Banks' NPL a curse for sustainable growth
The International Chamber of Commerce-Bangladesh has called growing non-performing loans (NPL) a curse for sustainable growth, urging the government to do more to combat the menace.
The ICCB said until now, only limited action has been taken to penalise defaulters, curtail risks and strengthen bank management. “To tackle the sector's deep-rooted problems of corruption and poor risk practices, further efforts are needed,” according to an editorial in the current news bulletin of the chamber.
It said now that Bangladesh was on course to become a developing country, all efforts should be made to strengthen the banking sector, which is the backbone of the economy.
The chamber, in its bulletin for the January-March period, said the best way to meet the requirements and challenges of a developing country was to strengthen the capital and liquidity ratio of banks.
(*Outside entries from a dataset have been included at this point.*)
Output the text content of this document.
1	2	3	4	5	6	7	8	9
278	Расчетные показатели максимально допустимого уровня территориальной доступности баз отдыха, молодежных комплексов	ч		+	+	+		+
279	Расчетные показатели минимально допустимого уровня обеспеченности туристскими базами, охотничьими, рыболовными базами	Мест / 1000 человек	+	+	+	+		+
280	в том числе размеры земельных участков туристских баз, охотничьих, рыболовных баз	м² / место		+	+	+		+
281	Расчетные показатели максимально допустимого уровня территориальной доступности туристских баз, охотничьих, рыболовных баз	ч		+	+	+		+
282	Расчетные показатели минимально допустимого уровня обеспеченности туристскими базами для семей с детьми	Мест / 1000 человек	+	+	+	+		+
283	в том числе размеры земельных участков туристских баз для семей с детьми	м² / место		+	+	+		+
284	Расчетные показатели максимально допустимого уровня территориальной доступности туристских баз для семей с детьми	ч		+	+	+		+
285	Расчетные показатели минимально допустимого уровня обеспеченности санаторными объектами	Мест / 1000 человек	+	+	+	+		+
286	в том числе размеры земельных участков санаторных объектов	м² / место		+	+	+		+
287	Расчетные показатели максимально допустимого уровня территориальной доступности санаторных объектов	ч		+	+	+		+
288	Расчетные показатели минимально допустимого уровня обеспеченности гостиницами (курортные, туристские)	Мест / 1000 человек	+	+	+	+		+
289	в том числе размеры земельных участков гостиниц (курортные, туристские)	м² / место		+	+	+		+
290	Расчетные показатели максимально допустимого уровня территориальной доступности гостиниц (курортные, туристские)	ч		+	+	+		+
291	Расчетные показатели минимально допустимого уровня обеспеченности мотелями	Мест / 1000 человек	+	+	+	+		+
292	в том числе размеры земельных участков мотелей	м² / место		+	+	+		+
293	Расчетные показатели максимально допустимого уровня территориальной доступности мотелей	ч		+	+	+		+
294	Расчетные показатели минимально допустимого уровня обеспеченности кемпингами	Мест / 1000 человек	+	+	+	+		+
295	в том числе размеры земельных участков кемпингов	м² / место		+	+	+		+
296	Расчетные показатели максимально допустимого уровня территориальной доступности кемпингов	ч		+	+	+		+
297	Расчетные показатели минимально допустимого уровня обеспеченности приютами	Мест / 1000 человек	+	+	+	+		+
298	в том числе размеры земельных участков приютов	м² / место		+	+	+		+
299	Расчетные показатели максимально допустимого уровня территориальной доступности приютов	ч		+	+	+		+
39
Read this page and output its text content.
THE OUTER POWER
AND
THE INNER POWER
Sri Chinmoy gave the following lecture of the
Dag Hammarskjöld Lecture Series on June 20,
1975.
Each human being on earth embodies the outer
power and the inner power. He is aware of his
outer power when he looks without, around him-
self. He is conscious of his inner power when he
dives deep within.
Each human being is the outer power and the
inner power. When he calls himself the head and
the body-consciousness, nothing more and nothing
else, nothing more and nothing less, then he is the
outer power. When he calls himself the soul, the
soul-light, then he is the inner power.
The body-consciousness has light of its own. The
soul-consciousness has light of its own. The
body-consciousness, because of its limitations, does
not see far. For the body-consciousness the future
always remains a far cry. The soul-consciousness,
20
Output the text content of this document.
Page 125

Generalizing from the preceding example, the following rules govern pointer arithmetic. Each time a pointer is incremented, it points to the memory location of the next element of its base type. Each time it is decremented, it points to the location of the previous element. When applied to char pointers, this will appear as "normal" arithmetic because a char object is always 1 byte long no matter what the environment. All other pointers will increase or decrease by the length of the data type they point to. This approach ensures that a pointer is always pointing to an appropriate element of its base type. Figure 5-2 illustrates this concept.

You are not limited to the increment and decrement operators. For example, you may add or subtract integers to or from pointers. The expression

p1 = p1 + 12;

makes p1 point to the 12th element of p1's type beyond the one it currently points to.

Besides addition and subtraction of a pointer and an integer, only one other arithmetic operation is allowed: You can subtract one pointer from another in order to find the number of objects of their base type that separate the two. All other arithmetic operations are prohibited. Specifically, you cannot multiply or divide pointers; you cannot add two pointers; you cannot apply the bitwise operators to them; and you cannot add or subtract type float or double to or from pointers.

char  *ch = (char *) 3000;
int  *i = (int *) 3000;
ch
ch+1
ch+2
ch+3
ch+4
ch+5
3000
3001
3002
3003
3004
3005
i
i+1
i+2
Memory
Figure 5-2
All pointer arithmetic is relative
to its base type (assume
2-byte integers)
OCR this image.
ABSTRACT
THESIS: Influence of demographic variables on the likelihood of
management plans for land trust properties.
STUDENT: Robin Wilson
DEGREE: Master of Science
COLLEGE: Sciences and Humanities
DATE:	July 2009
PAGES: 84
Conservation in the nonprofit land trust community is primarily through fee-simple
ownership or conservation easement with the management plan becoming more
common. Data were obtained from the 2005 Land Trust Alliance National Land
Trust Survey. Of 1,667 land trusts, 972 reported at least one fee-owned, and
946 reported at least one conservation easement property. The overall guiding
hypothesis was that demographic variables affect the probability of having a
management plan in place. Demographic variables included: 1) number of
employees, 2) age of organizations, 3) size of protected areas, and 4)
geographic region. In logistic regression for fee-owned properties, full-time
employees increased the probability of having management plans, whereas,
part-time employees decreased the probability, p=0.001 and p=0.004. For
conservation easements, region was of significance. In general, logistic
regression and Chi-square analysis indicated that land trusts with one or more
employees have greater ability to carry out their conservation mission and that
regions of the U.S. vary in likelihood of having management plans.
The NPL is an issue that is impacting the capital adequacy of the sector.
In Bangladesh, six state-owned commercial banks account for about a quarter of the total banking sector assets. They are supplemented by two state-owned specialised banks, 40 private commercial banks and nine foreign banks.
According to a Bangladesh Bank study covering 2012 to 2016, the average ratio of NPLs to total loans was about 27.10 percent.
It was 4.9 percent for private commercial banks, 6.5 percent for foreign banks and 22.56 percent for state banks.
The percentage of the classified loan to the total outstanding stood at 10.1 percent in June 2016, with private commercial banks accounting for 5.4 percent, state banks 25.7 percent and foreign banks 8.3 percent.
Until September 2017, the total banking sector loan amounted to Tk 752,730 crore, of which Tk 80,307 crore, or 10.67 percent, was bad debt.
If the restructured loans were included, the NPL goes up to 17 percent of the outstanding loans.
At the end of September, the state banks had a combined bad debt of Tk 38,517 crore, private banks Tk 33,973 crore, and foreign banks Tk 2,298 crore.
“Naturally, these high NPLs have affected the profitability and the overall capital to risk-weighted assets ratio,” said the chamber.
The ICCB said bad loans are routinely restructured to permit further lending to the same borrowers.
An average bank rescheduled bad loans of Tk 10,910 crore annually in 2010-14, according to a study of the Bangladesh Institute of Bank Management.
Despite the regular injection of funds, state-run banks have not been able to improve their NPL positions, said the editorial.
The government has earmarked Tk 2,000 crore in the current budget to recapitalise the state-owned banks.